BACKGROUND
Crebilly Farm in Westtown Township is one of the last large expanses of unspoiled, unprotected open space in eastern Chester County, Pennsylvania. It’s also land on which part of the Battle of the Brandywine was fought on September 11, 1777, with Hessian Jaegers – who were attempting a flanking maneuver of the American lines – taking artillery fire from the American position at Sandy Hollow near the Birmingham Friends Meetinghouse.
Yet despite this land’s historical importance, Toll Brothers has proposed a huge 317 unit housing development on these hallowed 325 acres where our forebears fought and died for our freedom.
As you know, Neighbors for Crebilly has been permitted by Chester County Common Pleas Court to intervene in Toll Brothers’ appeal of Westtown’s denial of their conditional use application. Oral arguments in this appeal will made this Monday, September 17th at 1 pm in courtroom #1. Please join us if you can.
A quick word about Toll’s legal arguments which, as you can imagine, mock reality. Their lawyer, Greg Adelman, actually argued in a recent brief to the court that the Environmental Rights Amendment should not be applied to the “conditional use process,” a bizarre line of argument to say the least, and that our legal brief should be quashed. What Toll would have the court believe is that laws passed by the PA state legislature – including the PA municipal planning code of which the “conditional use” process is a part – must not be examined or questioned in terms of their impact on the environment.

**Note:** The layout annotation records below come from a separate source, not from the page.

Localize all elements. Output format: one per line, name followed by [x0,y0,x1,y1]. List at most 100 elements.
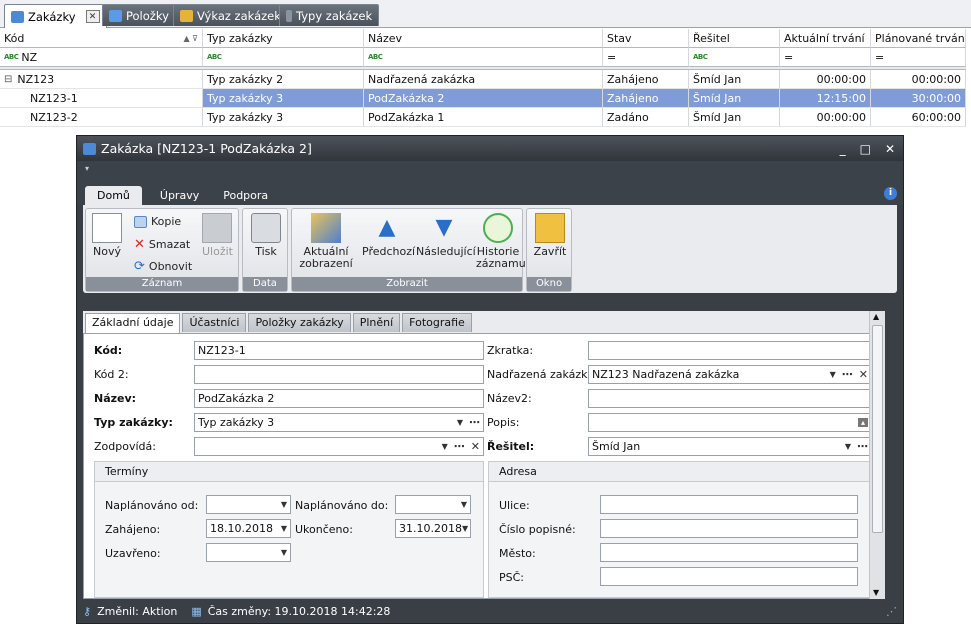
tab-vykaz-zakazek[interactable]: Výkaz zakázek [173,4,288,26]
orders-grid: Kód ▲ ⊽ Typ zakázky Název Stav Řešitel Ak… [0,29,966,127]
shortcut-field[interactable] [588,341,872,360]
name-field[interactable]: PodZakázka 2 [194,389,484,408]
column-header-state[interactable]: Stav [603,29,689,48]
clear-icon[interactable]: ✕ [859,368,868,381]
tab-polozky-zakazky[interactable]: Položky zakázky [248,313,351,332]
tab-fotografie[interactable]: Fotografie [402,313,472,332]
column-header-actual[interactable]: Aktuální trvání [780,29,871,48]
name2-field[interactable] [588,389,872,408]
started-label: Zahájeno: [105,523,161,536]
column-header-owner[interactable]: Řešitel [689,29,780,48]
previous-button[interactable]: ▲ Předchozí [362,213,416,258]
minimize-button[interactable]: _ [840,142,846,156]
calendar-icon: ▦ [191,604,202,618]
description-field[interactable]: ▴ [588,413,872,432]
table-row[interactable]: ⊟ NZ123 Typ zakázky 2 Nadřazená zakázka Z… [0,70,966,89]
close-tab-icon[interactable]: ✕ [85,10,100,23]
tab-ucastnici[interactable]: Účastníci [182,313,247,332]
parent-order-label: Nadřazená zakázka: [487,368,598,381]
started-field[interactable]: 18.10.2018 ▼ [206,519,291,538]
column-header-planned[interactable]: Plánované trvání [871,29,966,48]
ellipsis-icon[interactable]: ⋯ [454,440,465,453]
filter-type[interactable]: ABC [203,48,364,67]
code2-field[interactable] [194,365,484,384]
scroll-down-icon[interactable]: ▼ [873,588,879,597]
history-button[interactable]: Historie záznamu [476,213,526,270]
close-window-button[interactable]: ✕ [885,142,895,156]
ellipsis-icon[interactable]: ⋯ [842,368,853,381]
chevron-down-icon[interactable]: ▼ [281,524,287,533]
chevron-down-icon[interactable]: ▼ [281,500,287,509]
cell-planned: 60:00:00 [871,108,966,127]
parent-order-field[interactable]: NZ123 Nadřazená zakázka ▼ ⋯ ✕ [588,365,872,384]
table-row-selected[interactable]: NZ123-1 Typ zakázky 3 PodZakázka 2 Zaháj… [0,89,966,108]
tab-podpora[interactable]: Podpora [211,186,280,205]
next-button[interactable]: ▼ Následující [416,213,476,258]
city-field[interactable] [600,543,858,562]
chevron-down-icon[interactable]: ▼ [281,548,287,557]
column-header-name[interactable]: Název [364,29,603,48]
delete-button[interactable]: ✕ Smazat [134,237,190,252]
planned-from-field[interactable]: ▼ [206,495,291,514]
copy-button[interactable]: Kopie [134,215,181,228]
form-scrollbar[interactable]: ▲ ▼ [869,311,885,599]
chevron-down-icon[interactable]: ▼ [457,418,463,427]
tab-domu[interactable]: Domů [85,186,142,205]
street-field[interactable] [600,495,858,514]
solver-field[interactable]: Šmíd Jan ▼ ⋯ [588,437,872,456]
print-button[interactable]: Tisk [251,213,281,258]
chevron-down-icon[interactable]: ▼ [461,500,467,509]
filter-actual[interactable]: = [780,48,871,67]
tab-upravy[interactable]: Úpravy [148,186,211,205]
chevron-down-icon[interactable]: ▼ [442,442,448,451]
close-record-button[interactable]: Zavřít [533,213,567,258]
filter-code[interactable]: ABC NZ [0,48,203,67]
window-titlebar[interactable]: Zakázka [NZ123-1 PodZakázka 2] _ □ ✕ [77,136,903,161]
spinner-icon[interactable]: ▴ [857,418,868,427]
scroll-thumb[interactable] [872,325,883,533]
button-label: Předchozí [362,245,416,258]
clear-icon[interactable]: ✕ [471,440,480,453]
ellipsis-icon[interactable]: ⋯ [857,440,868,453]
postal-code-field[interactable] [600,567,858,586]
chevron-down-icon[interactable]: ▼ [845,442,851,451]
filter-name[interactable]: ABC [364,48,603,67]
sort-asc-icon[interactable]: ▲ ⊽ [183,34,198,43]
table-row[interactable]: NZ123-2 Typ zakázky 3 PodZakázka 1 Zadán… [0,108,966,127]
responsible-field[interactable]: ▼ ⋯ ✕ [194,437,484,456]
tab-zakladni-udaje[interactable]: Základní údaje [85,313,181,334]
planned-to-field[interactable]: ▼ [395,495,471,514]
group-label: Data [243,277,287,291]
scroll-up-icon[interactable]: ▲ [873,312,879,321]
column-header-type[interactable]: Typ zakázky [203,29,364,48]
filter-planned[interactable]: = [871,48,966,67]
filter-owner[interactable]: ABC [689,48,780,67]
refresh-button[interactable]: ⟳ Obnovit [134,259,192,274]
resize-grip-icon[interactable]: ⋰ [886,605,897,618]
order-type-field[interactable]: Typ zakázky 3 ▼ ⋯ [194,413,484,432]
code-field[interactable]: NZ123-1 [194,341,484,360]
folder-exit-icon [535,213,565,243]
tab-polozky[interactable]: Položky [102,4,176,26]
column-header-code[interactable]: Kód ▲ ⊽ [0,29,203,48]
current-view-button[interactable]: Aktuální zobrazení [298,213,354,270]
collapse-icon[interactable]: ⊟ [4,74,12,85]
filter-state[interactable]: = [603,48,689,67]
ended-field[interactable]: 31.10.2018 ▼ [395,519,471,538]
tab-typy-zakazek[interactable]: Typy zakázek [279,4,380,26]
chevron-down-icon[interactable]: ▼ [830,370,836,379]
tab-plneni[interactable]: Plnění [352,313,401,332]
chevron-down-icon[interactable]: ▼ [462,524,468,533]
save-button[interactable]: Uložit [202,213,233,258]
house-number-field[interactable] [600,519,858,538]
quick-access-dropdown-icon[interactable]: ▾ [85,164,89,173]
refresh-icon: ⟳ [134,259,145,274]
ellipsis-icon[interactable]: ⋯ [469,416,480,429]
tab-zakazky[interactable]: Zakázky ✕ [4,4,107,28]
closed-field[interactable]: ▼ [206,543,291,562]
maximize-button[interactable]: □ [860,142,871,156]
new-button[interactable]: Nový [92,213,122,258]
info-icon[interactable]: i [884,187,897,200]
button-label: Tisk [255,245,277,258]
field-value: NZ123-1 [198,344,246,357]
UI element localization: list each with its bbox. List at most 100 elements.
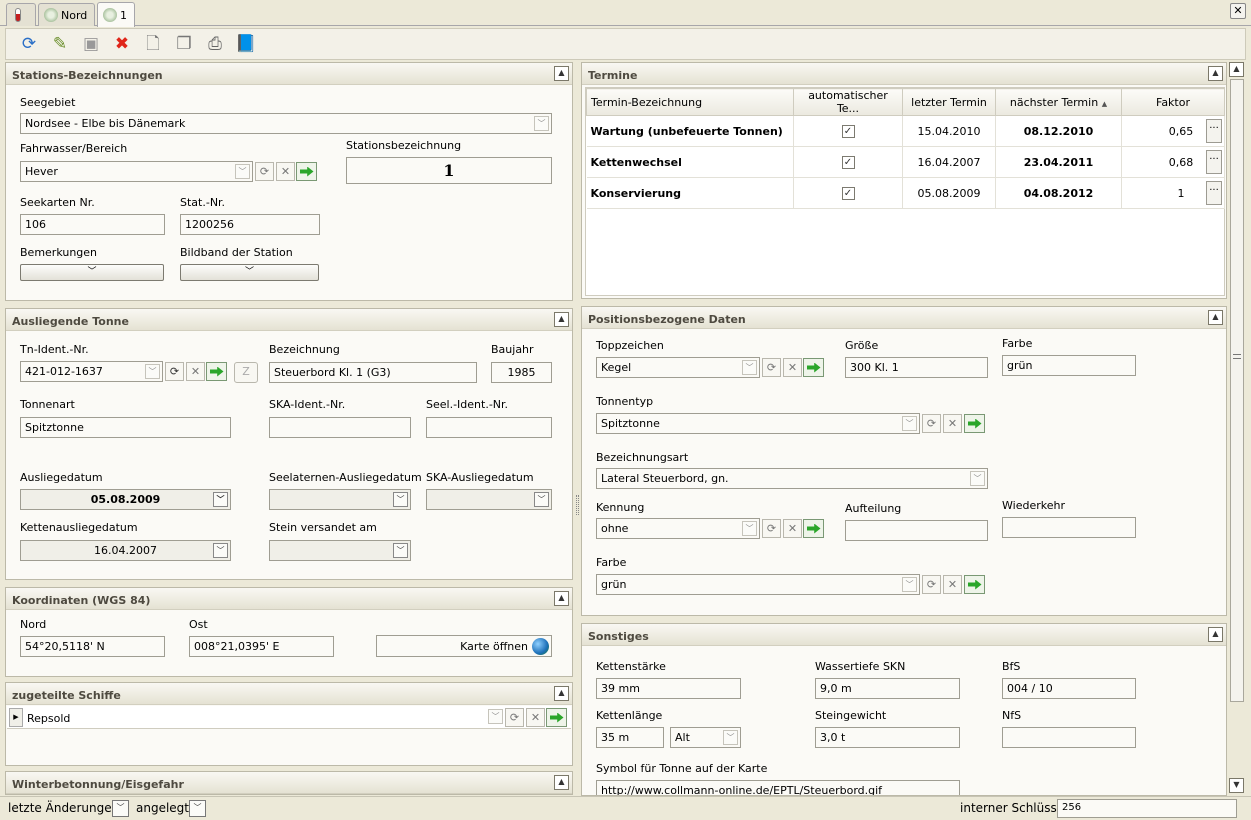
refresh-icon[interactable]: ⟳ [762,519,781,538]
auto-checkbox[interactable]: ✓ [841,187,855,200]
clear-icon[interactable]: ✕ [783,519,802,538]
save-icon[interactable]: ▣ [80,33,102,55]
bildband-button[interactable]: ﹀ [180,264,319,281]
tab-home[interactable] [6,3,36,26]
refresh-icon[interactable]: ⟳ [922,575,941,594]
groesse-field[interactable]: 300 Kl. 1 [845,357,988,378]
chevron-down-icon[interactable]: ﹀ [902,577,917,592]
clear-icon[interactable]: ✕ [186,362,205,381]
collapse-icon[interactable]: ▲ [554,66,569,81]
column-naechster-termin[interactable]: nächster Termin ▲ [995,88,1122,116]
clear-icon[interactable]: ✕ [276,162,295,181]
go-arrow-icon[interactable] [964,414,985,433]
vertical-scrollbar[interactable]: ▲ ▼ [1229,62,1245,795]
book-icon[interactable]: 📘 [235,33,257,55]
chevron-down-icon[interactable]: ﹀ [213,492,228,507]
chevron-down-icon[interactable]: ﹀ [393,543,408,558]
chevron-down-icon[interactable]: ﹀ [189,800,206,817]
bfs-field[interactable]: 004 / 10 [1002,678,1136,699]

In other words, the legislature, according to Toll’s lawyer’s flawed reasoning, can pass any law it chooses regardless of the harm it causes the environment, and the courts must not weigh in on those laws.
But outside Toll’s time-space distortion bubble, Courts strike down unconstitutional legislation all the time. As this conditional use application from Toll Brothers would permanently impair environmental and historic resources at Crebilly Farm, the Environmental Rights Amendment must take precedence over the conditional use process since the state Constitution supersedes all laws passed by the legislature.
That’s why the process of amending the constitution is so onerous: the amendment must pass the two legislative houses in two consecutive terms and then be approved by voters. Therefore, the unanimously-passed Environment al Rights Amendment (Article 1, Section 27) of our state constitution, outweighs laws passed by the legislature. This amendment guarantees environmental protection for allpeople in the Commonwealth, including generations yet to come. So it is plainly ludicrous for Adelman to argue that the E.R.A. must not be considered in the conditional use process.
It was also curious that Adelman would cite as support for his argument any case from Commonwealth Court regarding the Environmental Rights Amendment since, in 2017, the PA Supreme Court threw out the Commonwealth Court’s three part “Payne Test” which had been that Court’s method of ignoring environmental protections afforded state citizens under the Constitution. Writing last year for the majority in Pennsylvania Environmental Defense Foundation vs. the Commonwealth of Pennsylvania, “Justice Christine Donohue said the prior interpretation of the amendment, which included a 3-part legal test and [which] was in place for four decades, ‘strips the constitution of its meaning.’ The opinion clearly defines the role of the state as trustee, which the court said is associated with fiduciary responsibilities.” (Quoted from PA State Impact)
Unfortunately for Adelman’s argument, the Pennsylvania Environmental Rights Amendment occupies higher ground than the conditional use process which is merely part of a set of laws which are informed and governed by our state constitution.